The functional link between the immune suppression gene and Mhc class II molecules.

The immune response to bovine insulin (BI) in the rat is controlled by the major histocompatibility complex (Mhc)-linked immune response gene (Ir-BI) and immune suppression gene (Is-BI). In the present study, we investigated the low responsiveness to BI in the WKAH rat (RT1k) and attempted to explore the functional link between Is-BI and Mhc class II molecules. Lymph node cells (LNC) from the low responder (WKAH) rats responded well to BI when a large amount of antigen was added to the culture in vitro or after OX8-bearing (OX8+) T cells were eliminated. These LNC, after the elimination of OX8+ cells, could show the RT1.Dk-restricted proliferative response upon in vitro challenge with BI, BI-B chain, or pork insulin. In addition, OX8+ T cells, which were activated with BI and antigen-presenting cells (APC) in vitro, suppressed the anti-BI response of W3/25-bearing proliferating T cells from BI-immunized rats.
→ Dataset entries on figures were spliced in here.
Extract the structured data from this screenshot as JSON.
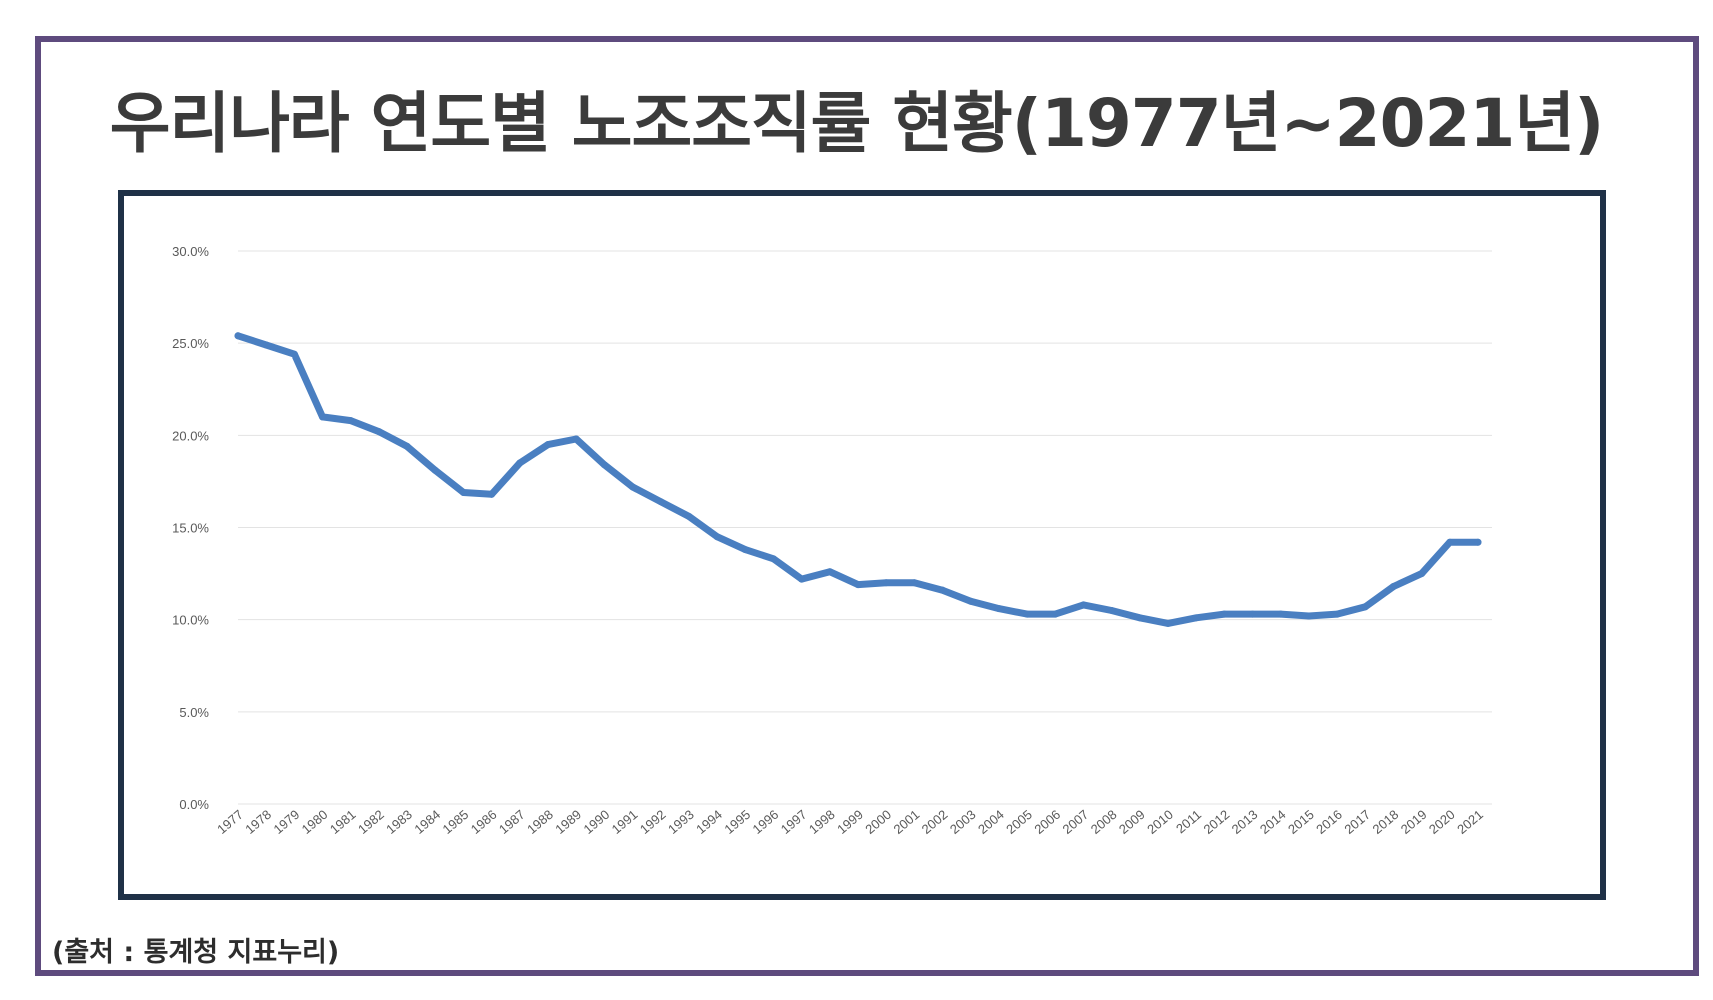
{
  "title": "우리나라 연도별 노조조직률 현황(1977년~2021년)",
  "source": "(출처 : 통계청 지표누리)",
  "colors": {
    "frame": "#5e4b7e",
    "chart_border": "#1f3147",
    "line": "#4a7fc1",
    "grid": "#e3e3e3"
  },
  "chart_data": {
    "type": "line",
    "title": "",
    "xlabel": "",
    "ylabel": "",
    "ylim": [
      0,
      30
    ],
    "yticks": [
      "0.0%",
      "5.0%",
      "10.0%",
      "15.0%",
      "20.0%",
      "25.0%",
      "30.0%"
    ],
    "grid": true,
    "legend": "none",
    "categories": [
      "1977",
      "1978",
      "1979",
      "1980",
      "1981",
      "1982",
      "1983",
      "1984",
      "1985",
      "1986",
      "1987",
      "1988",
      "1989",
      "1990",
      "1991",
      "1992",
      "1993",
      "1994",
      "1995",
      "1996",
      "1997",
      "1998",
      "1999",
      "2000",
      "2001",
      "2002",
      "2003",
      "2004",
      "2005",
      "2006",
      "2007",
      "2008",
      "2009",
      "2010",
      "2011",
      "2012",
      "2013",
      "2014",
      "2015",
      "2016",
      "2017",
      "2018",
      "2019",
      "2020",
      "2021"
    ],
    "series": [
      {
        "values": [
          25.4,
          24.9,
          24.4,
          21.0,
          20.8,
          20.2,
          19.4,
          18.1,
          16.9,
          16.8,
          18.5,
          19.5,
          19.8,
          18.4,
          17.2,
          16.4,
          15.6,
          14.5,
          13.8,
          13.3,
          12.2,
          12.6,
          11.9,
          12.0,
          12.0,
          11.6,
          11.0,
          10.6,
          10.3,
          10.3,
          10.8,
          10.5,
          10.1,
          9.8,
          10.1,
          10.3,
          10.3,
          10.3,
          10.2,
          10.3,
          10.7,
          11.8,
          12.5,
          14.2,
          14.2
        ]
      }
    ]
  }
}
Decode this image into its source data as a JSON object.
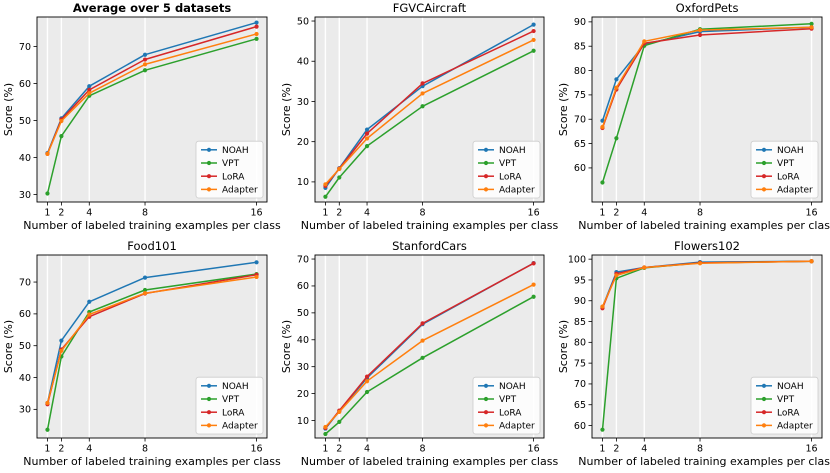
{
  "figure": {
    "xlabel": "Number of labeled training examples per class",
    "ylabel": "Score (%)"
  },
  "chart_data": [
    {
      "type": "line",
      "title": "Average over 5 datasets",
      "title_bold": true,
      "x": [
        1,
        2,
        4,
        8,
        16
      ],
      "xticks": [
        "1",
        "2",
        "4",
        "8",
        "16"
      ],
      "xlim": [
        0.25,
        16.75
      ],
      "ylim": [
        28,
        78
      ],
      "yticks": [
        30,
        40,
        50,
        60,
        70
      ],
      "xlabel": "Number of labeled training examples per class",
      "ylabel": "Score (%)",
      "legend": "lower-right",
      "series": [
        {
          "name": "NOAH",
          "color": "#1f77b4",
          "values": [
            41.2,
            50.6,
            59.3,
            67.8,
            76.5
          ]
        },
        {
          "name": "VPT",
          "color": "#2ca02c",
          "values": [
            30.3,
            45.8,
            56.7,
            63.6,
            72.1
          ]
        },
        {
          "name": "LoRA",
          "color": "#d62728",
          "values": [
            41.0,
            50.3,
            58.3,
            66.5,
            75.4
          ]
        },
        {
          "name": "Adapter",
          "color": "#ff7f0e",
          "values": [
            41.0,
            49.9,
            57.4,
            65.2,
            73.4
          ]
        }
      ]
    },
    {
      "type": "line",
      "title": "FGVCAircraft",
      "title_bold": false,
      "x": [
        1,
        2,
        4,
        8,
        16
      ],
      "xticks": [
        "1",
        "2",
        "4",
        "8",
        "16"
      ],
      "xlim": [
        0.25,
        16.75
      ],
      "ylim": [
        5,
        51
      ],
      "yticks": [
        10,
        20,
        30,
        40,
        50
      ],
      "xlabel": "Number of labeled training examples per class",
      "ylabel": "Score (%)",
      "legend": "lower-right",
      "series": [
        {
          "name": "NOAH",
          "color": "#1f77b4",
          "values": [
            8.5,
            13.4,
            23.0,
            33.8,
            49.1
          ]
        },
        {
          "name": "VPT",
          "color": "#2ca02c",
          "values": [
            6.3,
            11.1,
            18.9,
            28.8,
            42.6
          ]
        },
        {
          "name": "LoRA",
          "color": "#d62728",
          "values": [
            9.0,
            13.3,
            22.0,
            34.5,
            47.5
          ]
        },
        {
          "name": "Adapter",
          "color": "#ff7f0e",
          "values": [
            9.4,
            13.2,
            20.8,
            32.0,
            45.3
          ]
        }
      ]
    },
    {
      "type": "line",
      "title": "OxfordPets",
      "title_bold": false,
      "x": [
        1,
        2,
        4,
        8,
        16
      ],
      "xticks": [
        "1",
        "2",
        "4",
        "8",
        "16"
      ],
      "xlim": [
        0.25,
        16.75
      ],
      "ylim": [
        53,
        91
      ],
      "yticks": [
        60,
        65,
        70,
        75,
        80,
        85,
        90
      ],
      "xlabel": "Number of labeled training examples per class",
      "ylabel": "Score (%)",
      "legend": "lower-right",
      "series": [
        {
          "name": "NOAH",
          "color": "#1f77b4",
          "values": [
            69.7,
            78.2,
            85.4,
            88.0,
            88.9
          ]
        },
        {
          "name": "VPT",
          "color": "#2ca02c",
          "values": [
            57.0,
            66.1,
            85.1,
            88.5,
            89.6
          ]
        },
        {
          "name": "LoRA",
          "color": "#d62728",
          "values": [
            68.2,
            76.1,
            85.6,
            87.3,
            88.6
          ]
        },
        {
          "name": "Adapter",
          "color": "#ff7f0e",
          "values": [
            68.4,
            76.5,
            86.0,
            88.3,
            88.9
          ]
        }
      ]
    },
    {
      "type": "line",
      "title": "Food101",
      "title_bold": false,
      "x": [
        1,
        2,
        4,
        8,
        16
      ],
      "xticks": [
        "1",
        "2",
        "4",
        "8",
        "16"
      ],
      "xlim": [
        0.25,
        16.75
      ],
      "ylim": [
        21,
        78.5
      ],
      "yticks": [
        30,
        40,
        50,
        60,
        70
      ],
      "xlabel": "Number of labeled training examples per class",
      "ylabel": "Score (%)",
      "legend": "lower-right",
      "series": [
        {
          "name": "NOAH",
          "color": "#1f77b4",
          "values": [
            32.0,
            51.6,
            63.8,
            71.4,
            76.2
          ]
        },
        {
          "name": "VPT",
          "color": "#2ca02c",
          "values": [
            23.6,
            46.6,
            60.6,
            67.5,
            72.5
          ]
        },
        {
          "name": "LoRA",
          "color": "#d62728",
          "values": [
            31.6,
            48.8,
            59.1,
            66.4,
            72.3
          ]
        },
        {
          "name": "Adapter",
          "color": "#ff7f0e",
          "values": [
            32.0,
            48.4,
            59.8,
            66.5,
            71.6
          ]
        }
      ]
    },
    {
      "type": "line",
      "title": "StanfordCars",
      "title_bold": false,
      "x": [
        1,
        2,
        4,
        8,
        16
      ],
      "xticks": [
        "1",
        "2",
        "4",
        "8",
        "16"
      ],
      "xlim": [
        0.25,
        16.75
      ],
      "ylim": [
        3.5,
        71.5
      ],
      "yticks": [
        10,
        20,
        30,
        40,
        50,
        60,
        70
      ],
      "xlabel": "Number of labeled training examples per class",
      "ylabel": "Score (%)",
      "legend": "lower-right",
      "series": [
        {
          "name": "NOAH",
          "color": "#1f77b4",
          "values": [
            7.0,
            13.5,
            25.8,
            45.8,
            68.5
          ]
        },
        {
          "name": "VPT",
          "color": "#2ca02c",
          "values": [
            5.0,
            9.5,
            20.6,
            33.3,
            56.0
          ]
        },
        {
          "name": "LoRA",
          "color": "#d62728",
          "values": [
            7.2,
            13.7,
            26.3,
            46.1,
            68.4
          ]
        },
        {
          "name": "Adapter",
          "color": "#ff7f0e",
          "values": [
            7.6,
            13.2,
            24.6,
            39.7,
            60.5
          ]
        }
      ]
    },
    {
      "type": "line",
      "title": "Flowers102",
      "title_bold": false,
      "x": [
        1,
        2,
        4,
        8,
        16
      ],
      "xticks": [
        "1",
        "2",
        "4",
        "8",
        "16"
      ],
      "xlim": [
        0.25,
        16.75
      ],
      "ylim": [
        57,
        101
      ],
      "yticks": [
        60,
        65,
        70,
        75,
        80,
        85,
        90,
        95,
        100
      ],
      "xlabel": "Number of labeled training examples per class",
      "ylabel": "Score (%)",
      "legend": "lower-right",
      "series": [
        {
          "name": "NOAH",
          "color": "#1f77b4",
          "values": [
            88.5,
            96.9,
            98.0,
            99.3,
            99.5
          ]
        },
        {
          "name": "VPT",
          "color": "#2ca02c",
          "values": [
            59.0,
            95.4,
            97.9,
            99.1,
            99.5
          ]
        },
        {
          "name": "LoRA",
          "color": "#d62728",
          "values": [
            88.2,
            96.5,
            98.0,
            99.1,
            99.5
          ]
        },
        {
          "name": "Adapter",
          "color": "#ff7f0e",
          "values": [
            88.6,
            96.1,
            98.0,
            99.0,
            99.5
          ]
        }
      ]
    }
  ]
}
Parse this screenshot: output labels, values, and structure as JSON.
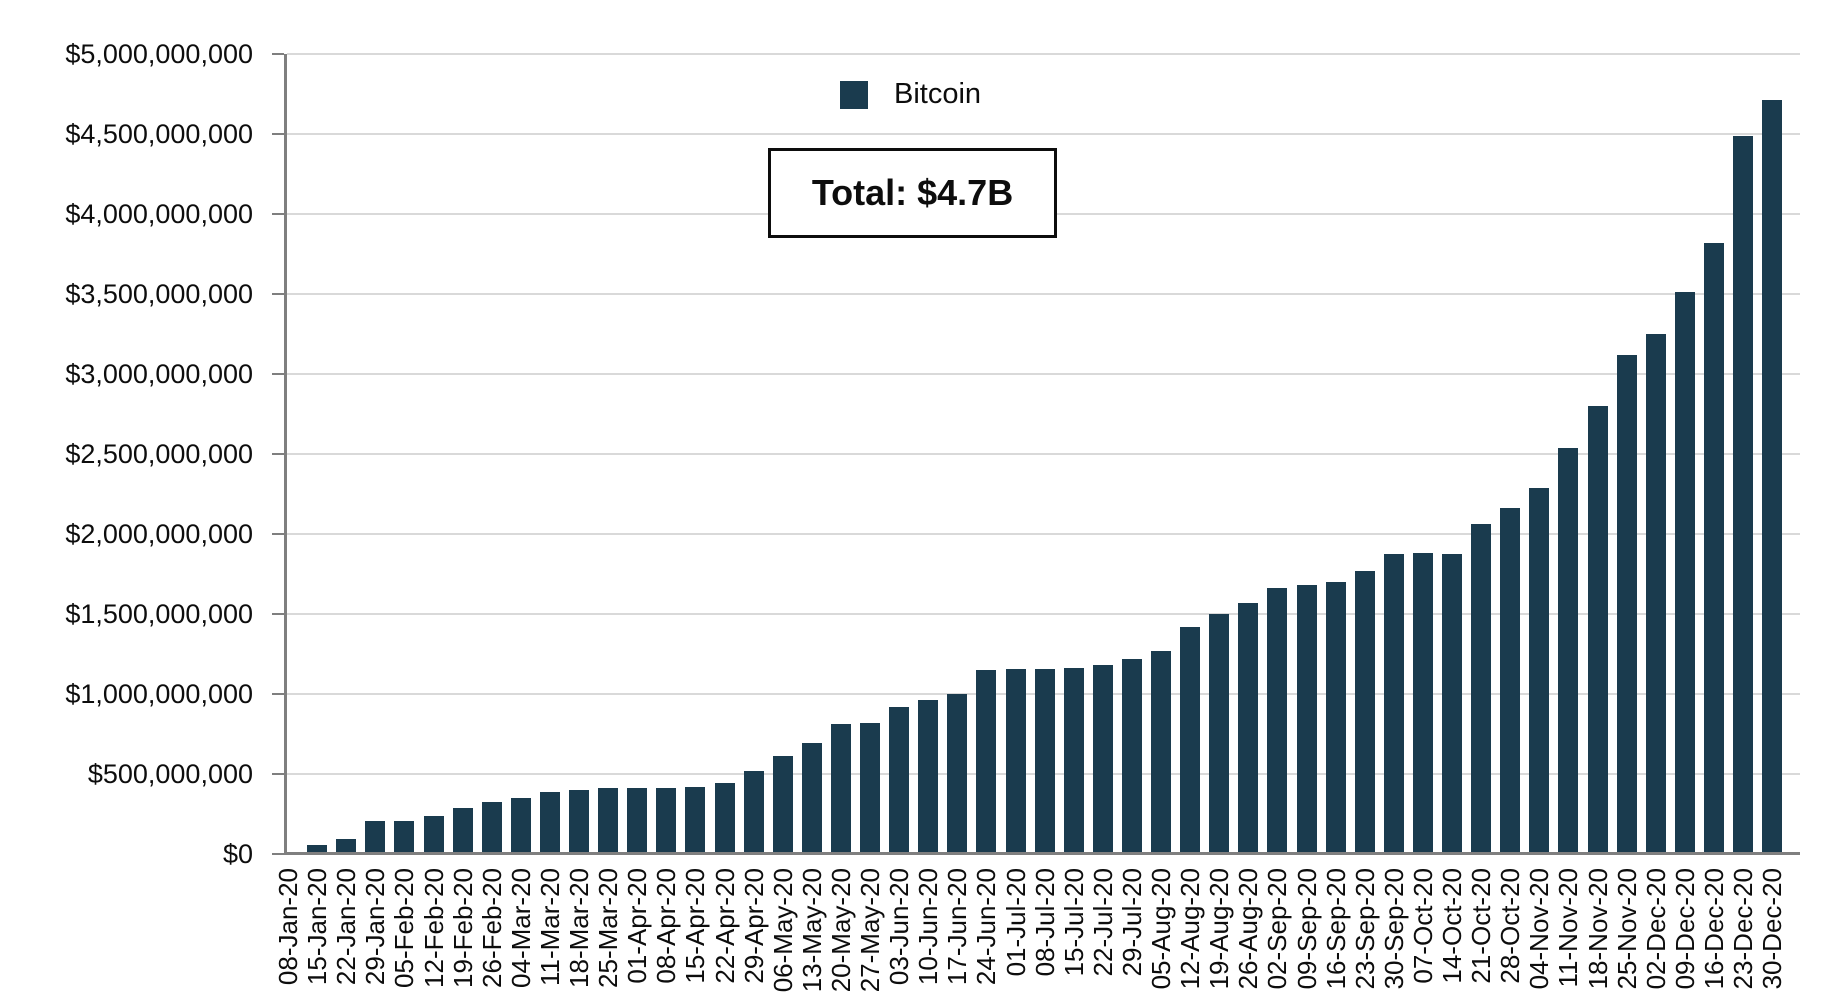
{
  "legend": {
    "series_label": "Bitcoin"
  },
  "annotation": {
    "total_label": "Total: $4.7B"
  },
  "colors": {
    "bar": "#1a3b4e",
    "gridline": "#d9d9d9",
    "axis": "#7f7f7f",
    "text": "#0d0d0d"
  },
  "chart_data": {
    "type": "bar",
    "title": "",
    "xlabel": "",
    "ylabel": "",
    "series_name": "Bitcoin",
    "legend_position": "top-center",
    "grid": true,
    "ylim": [
      0,
      5000000000
    ],
    "ytick_interval": 500000000,
    "ytick_labels": [
      "$0",
      "$500,000,000",
      "$1,000,000,000",
      "$1,500,000,000",
      "$2,000,000,000",
      "$2,500,000,000",
      "$3,000,000,000",
      "$3,500,000,000",
      "$4,000,000,000",
      "$4,500,000,000",
      "$5,000,000,000"
    ],
    "annotation_total": "Total: $4.7B",
    "categories": [
      "08-Jan-20",
      "15-Jan-20",
      "22-Jan-20",
      "29-Jan-20",
      "05-Feb-20",
      "12-Feb-20",
      "19-Feb-20",
      "26-Feb-20",
      "04-Mar-20",
      "11-Mar-20",
      "18-Mar-20",
      "25-Mar-20",
      "01-Apr-20",
      "08-Apr-20",
      "15-Apr-20",
      "22-Apr-20",
      "29-Apr-20",
      "06-May-20",
      "13-May-20",
      "20-May-20",
      "27-May-20",
      "03-Jun-20",
      "10-Jun-20",
      "17-Jun-20",
      "24-Jun-20",
      "01-Jul-20",
      "08-Jul-20",
      "15-Jul-20",
      "22-Jul-20",
      "29-Jul-20",
      "05-Aug-20",
      "12-Aug-20",
      "19-Aug-20",
      "26-Aug-20",
      "02-Sep-20",
      "09-Sep-20",
      "16-Sep-20",
      "23-Sep-20",
      "30-Sep-20",
      "07-Oct-20",
      "14-Oct-20",
      "21-Oct-20",
      "28-Oct-20",
      "04-Nov-20",
      "11-Nov-20",
      "18-Nov-20",
      "25-Nov-20",
      "02-Dec-20",
      "09-Dec-20",
      "16-Dec-20",
      "23-Dec-20",
      "30-Dec-20"
    ],
    "values": [
      5000000,
      55000000,
      95000000,
      205000000,
      205000000,
      240000000,
      290000000,
      325000000,
      350000000,
      385000000,
      400000000,
      410000000,
      410000000,
      410000000,
      420000000,
      445000000,
      520000000,
      610000000,
      695000000,
      810000000,
      820000000,
      920000000,
      960000000,
      1000000000,
      1150000000,
      1155000000,
      1155000000,
      1160000000,
      1180000000,
      1220000000,
      1270000000,
      1420000000,
      1500000000,
      1570000000,
      1660000000,
      1680000000,
      1700000000,
      1770000000,
      1875000000,
      1880000000,
      1875000000,
      2060000000,
      2160000000,
      2290000000,
      2540000000,
      2800000000,
      3120000000,
      3250000000,
      3510000000,
      3820000000,
      4490000000,
      4710000000
    ]
  }
}
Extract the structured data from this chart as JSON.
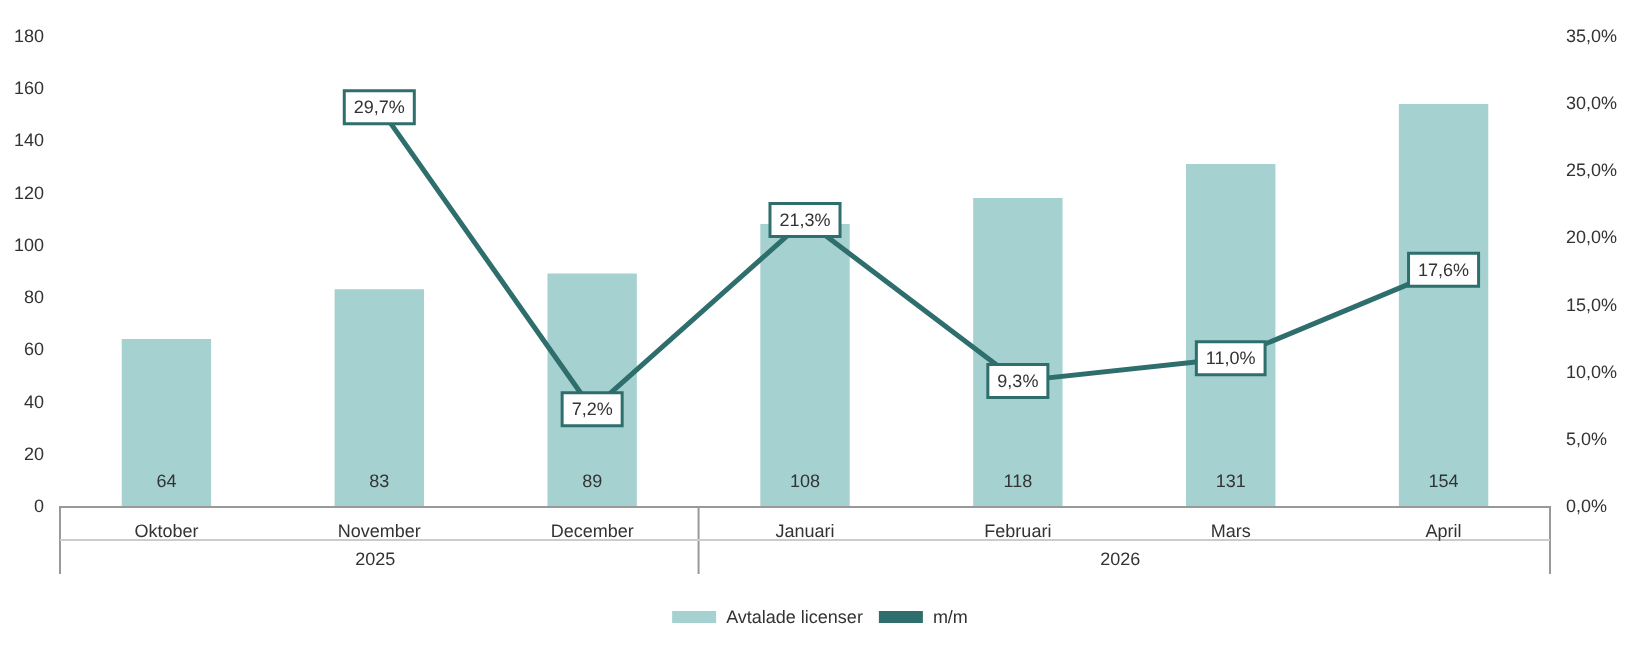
{
  "chart_data": {
    "type": "bar",
    "categories": [
      "Oktober",
      "November",
      "December",
      "Januari",
      "Februari",
      "Mars",
      "April"
    ],
    "series": [
      {
        "name": "Avtalade licenser",
        "color": "#a6d1d1",
        "values": [
          64,
          83,
          89,
          108,
          118,
          131,
          154
        ],
        "data_labels": true
      },
      {
        "name": "m/m",
        "type": "line",
        "axis": "y2",
        "color": "#2e6e6c",
        "values": [
          null,
          29.7,
          7.2,
          21.3,
          9.3,
          11.0,
          17.6
        ],
        "value_labels": [
          null,
          "29,7%",
          "7,2%",
          "21,3%",
          "9,3%",
          "11,0%",
          "17,6%"
        ],
        "marker": "square"
      }
    ],
    "ylim": [
      0,
      180
    ],
    "yticks": [
      0,
      20,
      40,
      60,
      80,
      100,
      120,
      140,
      160,
      180
    ],
    "y2lim": [
      0,
      35
    ],
    "y2ticks": [
      {
        "value": 0,
        "label": "0,0%"
      },
      {
        "value": 5,
        "label": "5,0%"
      },
      {
        "value": 10,
        "label": "10,0%"
      },
      {
        "value": 15,
        "label": "15,0%"
      },
      {
        "value": 20,
        "label": "20,0%"
      },
      {
        "value": 25,
        "label": "25,0%"
      },
      {
        "value": 30,
        "label": "30,0%"
      },
      {
        "value": 35,
        "label": "35,0%"
      }
    ],
    "annotations": [
      "2025",
      "2026"
    ],
    "grid": false,
    "legend": "bottom"
  }
}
The results have demonstrated that proliferating T-cell repertoires do exist to BI, which recognize BI-B chain in the context of RT1.Dk molecules in the WKAH rat, and that the state of low responsiveness is mediated to a great extent by antigen-specific OX8+ suppressor T (Ts) cells. Furthermore, the elimination of APC or the addition to RT1.Bk-specific monoclonal antibody in the in vitro secondary activation culture of Ts cells diminished the suppressive activity of OX8+ Ts cells. In the induction phase of Ts cells it therefore seems to be necessary for these cells to recognize BI together with RT1.Bk molecules on APC.